LAG3 (CD223) as a cancer immunotherapy target

Abstract

Despite the impressive impact of CTLA4 and PD1-PDL1-targeted cancer immunotherapy, a large proportion of patients with many tumor types fail to respond. Consequently, the focus has shifted to targeting alternative inhibitory receptors (IRs) and suppressive mechanisms within the tumor microenvironment. Lymphocyte activation gene-3 (LAG3) (CD223) is the third IR to be targeted in the clinic, consequently garnering considerable interest and scrutiny. LAG3 upregulation is required to control overt activation and prevent the onset of autoimmunity. However, persistent antigen exposure in the tumor microenvironment results in sustained LAG3 expression, contributing to a state of exhaustion manifest in impaired proliferation and cytokine production. The exact signaling mechanisms downstream of LAG3 and interplay with other IRs remain largely unknown. However, the striking synergy between LAG3 and PD1 observed in multiple settings, coupled with the contrasting intracellular cytoplasmic domain of LAG3 as compared with other IRs, highlights the potential uniqueness of LAG3. There are now four LAG3-targeted therapies in the clinic with many more in preclinical development, emphasizing the broad interest in this IR. Given the translational relevance of LAG3 and the heightened interest in the impact of dual LAG3/PD1 targeting in the clinic, the outcome of these trials could serve as a nexus; significantly increasing or dampening enthusiasm for subsequent targets in the cancer immunotherapeutic pipeline.

Keywords: CD223; LAG3; cancer immunotherapy; immune regulation; inhibitory receptors; monoclonal antibodies; regulatory T cells.

Figure 1. Ligand interaction and structural similarities between LAG3 and CD4

LAG3, like CD4, consists of four extracellular immunoglobulin superfamily-like domains (D1-D4). LAG3 utilizes an additional 30 amino acid loop in D1 to bind to MHC class II with greater affinity. Ligation of MHC class II, expressed by antigen presenting cells or aberrantly by melanoma cells, with LAG3 mediates an intrinsic negative inhibitory signal, in which the KIEELE motif in the cytoplasmic domain is indispensable. LAG3 is highly glycosylated with two additional ligands postulated, LSECtin, expressed on melanoma cells, and Galectin-3, expressed on stromal cells and CD8⁺ T cells in the tumor microenvironment.

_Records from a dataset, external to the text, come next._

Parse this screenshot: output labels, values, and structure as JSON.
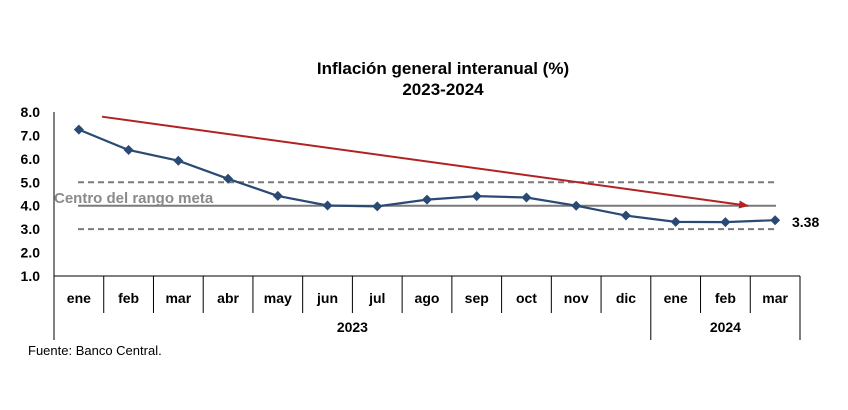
{
  "chart_data": {
    "type": "line",
    "title": "Inflación general interanual (%)",
    "subtitle": "2023-2024",
    "categories": [
      "ene",
      "feb",
      "mar",
      "abr",
      "may",
      "jun",
      "jul",
      "ago",
      "sep",
      "oct",
      "nov",
      "dic",
      "ene",
      "feb",
      "mar"
    ],
    "year_groups": [
      {
        "label": "2023",
        "count": 12
      },
      {
        "label": "2024",
        "count": 3
      }
    ],
    "series": [
      {
        "values": [
          7.25,
          6.38,
          5.92,
          5.15,
          4.42,
          4.01,
          3.97,
          4.26,
          4.41,
          4.35,
          4.0,
          3.58,
          3.31,
          3.3,
          3.38
        ],
        "color": "#2a4a74"
      }
    ],
    "ylim": [
      1.0,
      8.0
    ],
    "yticks": [
      "1.0",
      "2.0",
      "3.0",
      "4.0",
      "5.0",
      "6.0",
      "7.0",
      "8.0"
    ],
    "target_center": 4.0,
    "target_center_label": "Centro del rango meta",
    "target_range": [
      3.0,
      5.0
    ],
    "last_value_label": "3.38",
    "trend_arrow": {
      "from_value": 7.8,
      "to_value": 4.0,
      "color": "#b22222"
    },
    "source": "Fuente: Banco Central."
  }
}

Figure 2. Alignment of the LAG3 cytoplasmic domain

The cytoplasmic domain of the species indicated is shown. Boxes: Blue = potential serine phosphorylation site; Green = ‘KIEELE’ motif region; Red = ‘EP’ repetitive motif. Residues: Red = EP residues within the EP motif region; Blue = conserved residues (100%); Purple = semi-conserved residues (>85% – 25/29); Green = dominant residues (>60% – 18/29).

Figure 3. LAG3 cell surface shedding mediated by ADAM10/17 metalloproteinases

Upon TCR activation, Adam10 mRNA increases and ADAM17 enzymatic activity is enhanced by protein kinase C-θ-dependent phosphorylation. ADAM10/17 cleaves LAG3 within the connecting peptide (CP) between the membrane-proximal D4 domain and the transmembrane domain, releasing soluble LAG3.